The $3 million project was set to be part of a $39 million bond to fund various upgrades throughout the district, but CCS removed the OPE proposal in advance of a public hearing on the bond at a Feb. 13 school board meeting.

In a statement, CCS Supt. Michael Beresford said the district made the change in response to the state’s dollar law, which requires former school buildings be offered for $1 to charter schools under certain conditions.

“Carmel Clay Schools has placed plans for the Orchard Park site on hold as we ensure continued compliance with current law,” he stated.

The change comes less than two weeks after Indiana Classical Schools filed a motion Feb. 3 in Hamilton County court asking a judge to reconsider a January ruling that stated CCS did not violate the dollar law in not offering OPE to charter schools. ICS, which is eyeing OPE as a site to open Valor Classical Academy, sued CCS in April 2022 and is considering whether to appeal.

In the Feb. 3 motion, Valor states that the CCS plan to demolish parts of OPE and use the remainder for other purposes should trigger the dollar law and that the district’s changing plans for the building show it doesn’t need the space for storage and other current uses.
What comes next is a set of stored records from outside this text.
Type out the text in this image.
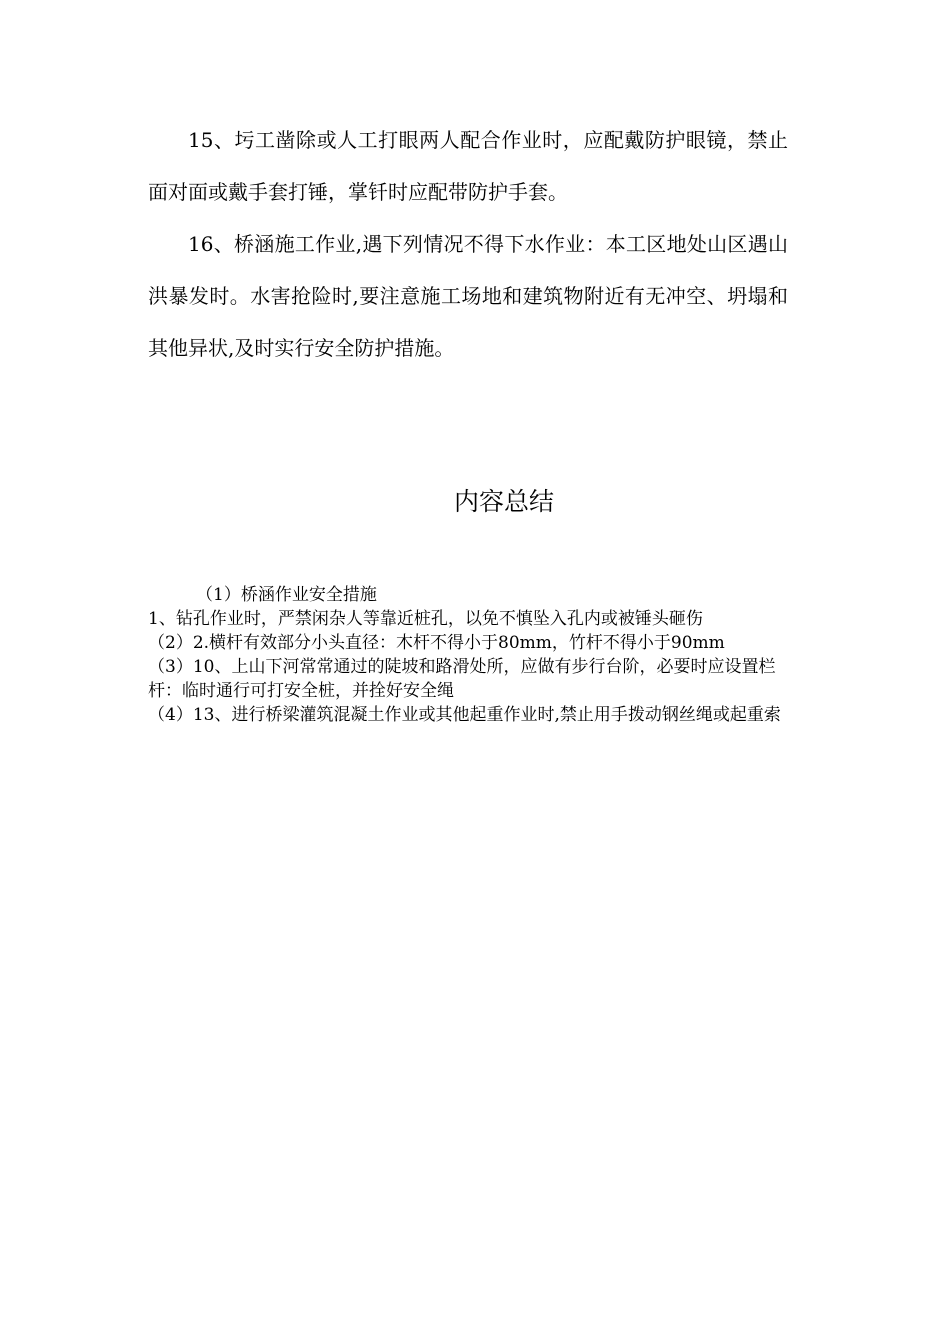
15、圬工凿除或人工打眼两人配合作业时，应配戴防护眼镜，禁止面对面或戴手套打锤，掌钎时应配带防护手套。

16、桥涵施工作业,遇下列情况不得下水作业：本工区地处山区遇山洪暴发时。水害抢险时,要注意施工场地和建筑物附近有无冲空、坍塌和其他异状,及时实行安全防护措施。

内容总结
（1）桥涵作业安全措施

1、钻孔作业时，严禁闲杂人等靠近桩孔，以免不慎坠入孔内或被锤头砸伤

（2）2.横杆有效部分小头直径：木杆不得小于80mm，竹杆不得小于90mm

（3）10、上山下河常常通过的陡坡和路滑处所，应做有步行台阶，必要时应设置栏杆：临时通行可打安全桩，并拴好安全绳

（4）13、进行桥梁灌筑混凝土作业或其他起重作业时,禁止用手拨动钢丝绳或起重索
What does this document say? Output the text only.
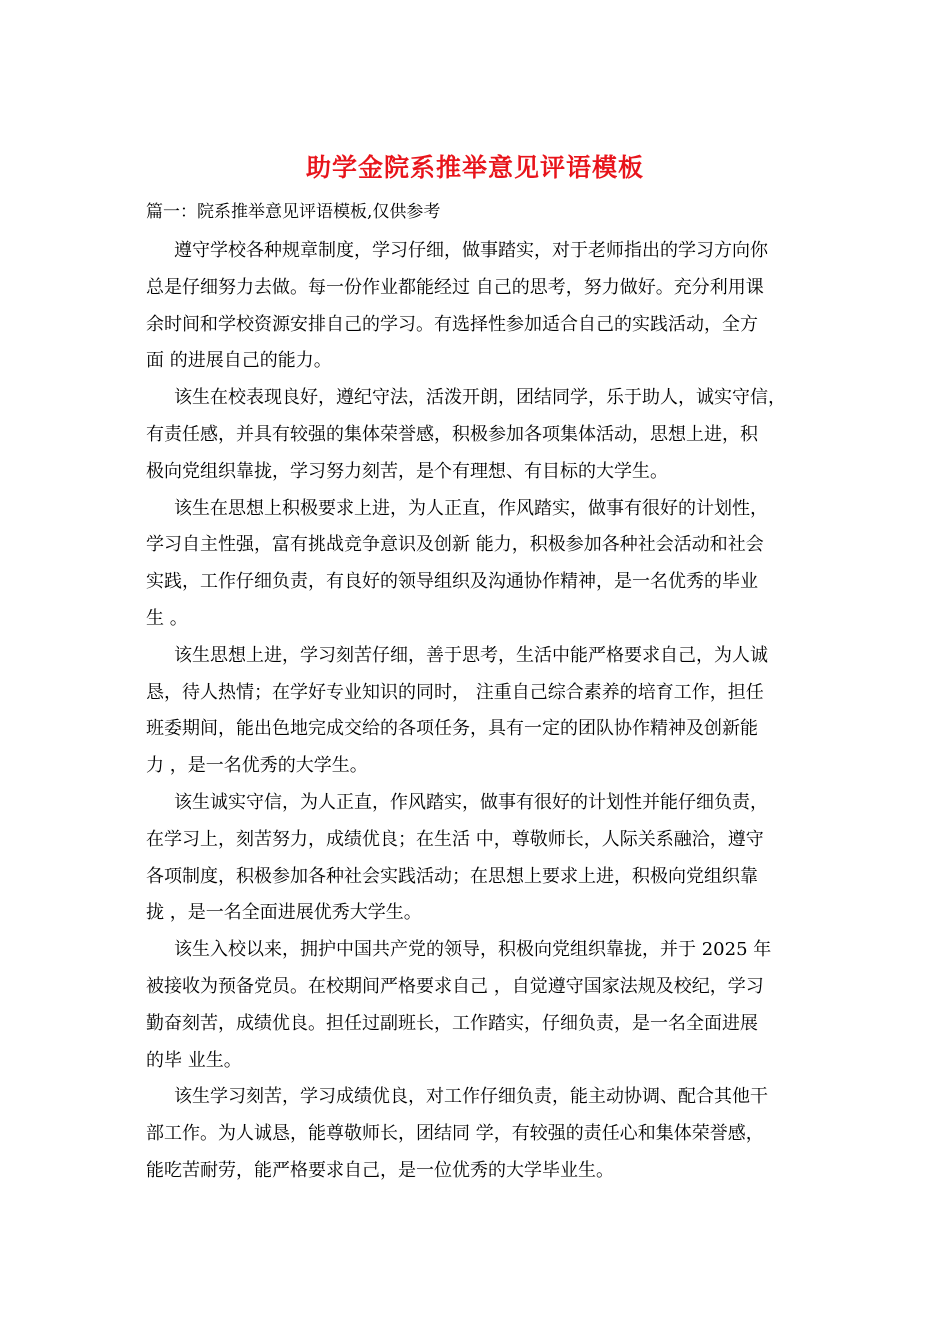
助学金院系推举意见评语模板
篇一：院系推举意见评语模板,仅供参考
遵守学校各种规章制度，学习仔细，做事踏实，对于老师指出的学习方向你
总是仔细努力去做。每一份作业都能经过 自己的思考，努力做好。充分利用课
余时间和学校资源安排自己的学习。有选择性参加适合自己的实践活动，全方
面 的进展自己的能力。
该生在校表现良好，遵纪守法，活泼开朗，团结同学，乐于助人，诚实守信，
有责任感，并具有较强的集体荣誉感，积极参加各项集体活动，思想上进，积
极向党组织靠拢，学习努力刻苦，是个有理想、有目标的大学生。
该生在思想上积极要求上进，为人正直，作风踏实，做事有很好的计划性，
学习自主性强，富有挑战竞争意识及创新 能力，积极参加各种社会活动和社会
实践，工作仔细负责，有良好的领导组织及沟通协作精神，是一名优秀的毕业
生 。
该生思想上进，学习刻苦仔细，善于思考，生活中能严格要求自己，为人诚
恳，待人热情；在学好专业知识的同时， 注重自己综合素养的培育工作，担任
班委期间，能出色地完成交给的各项任务，具有一定的团队协作精神及创新能
力 ，是一名优秀的大学生。
该生诚实守信，为人正直，作风踏实，做事有很好的计划性并能仔细负责，
在学习上，刻苦努力，成绩优良；在生活 中，尊敬师长，人际关系融洽，遵守
各项制度，积极参加各种社会实践活动；在思想上要求上进，积极向党组织靠
拢 ，是一名全面进展优秀大学生。
该生入校以来，拥护中国共产党的领导，积极向党组织靠拢，并于 2025 年
被接收为预备党员。在校期间严格要求自己 ，自觉遵守国家法规及校纪，学习
勤奋刻苦，成绩优良。担任过副班长，工作踏实，仔细负责，是一名全面进展
的毕 业生。
该生学习刻苦，学习成绩优良，对工作仔细负责，能主动协调、配合其他干
部工作。为人诚恳，能尊敬师长，团结同 学，有较强的责任心和集体荣誉感，
能吃苦耐劳，能严格要求自己，是一位优秀的大学毕业生。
“With each following (Carmel Clay Schools board) meeting, the anticipated use of the building changes and expands to the point that now a K-5 sized portion of the building will be ‘demolished’ without any notice being provided to interested charter schools,” the motion states. “This behavior will send a message that public schools do not have to comply with the Dollar Law, and that indeed they can skirt the same by simply concealing their true intentions until the ‘storm has passed.’”

According to Indiana trial rules, a party may seek correction of a record before filing an appeal when newly discovered material evidence becomes available within 30 days of a judge’s ruling, the motion states.

As CCS and Valor battle in court, the dollar law has become a topic of discussion in the state legislature this session. A bill under consideration in the senate provides greater specificity than existing law about when a building must be offered to charter schools. It also sets a civil penalty for districts that fail to comply with the law and moves review of whether a building should be closed from the Indiana Attorney General to the Indiana Dept. of Education.

“As lawmakers continually try to improve state law, we always encourage prioritizing local governance, particularly when it impacts property taxpayers,” Beresford stated. “We hope to do our part to substantially benefit the property taxpayers in the Orchard Park neighborhood and throughout Carmel Clay Schools.”

Holly Wilson, a Valor founding board member, said she is concerned the senate bill as proposed “muddies the water more” and that she would prefer to see a clear definition of when a building is no longer in use.

Since closing OPE at the end of the 2020-21 school year, CCS has been using the building for storage and training.

CCS plans to conduct a second public hearing on the $39 million bond at its Feb. 27 meeting.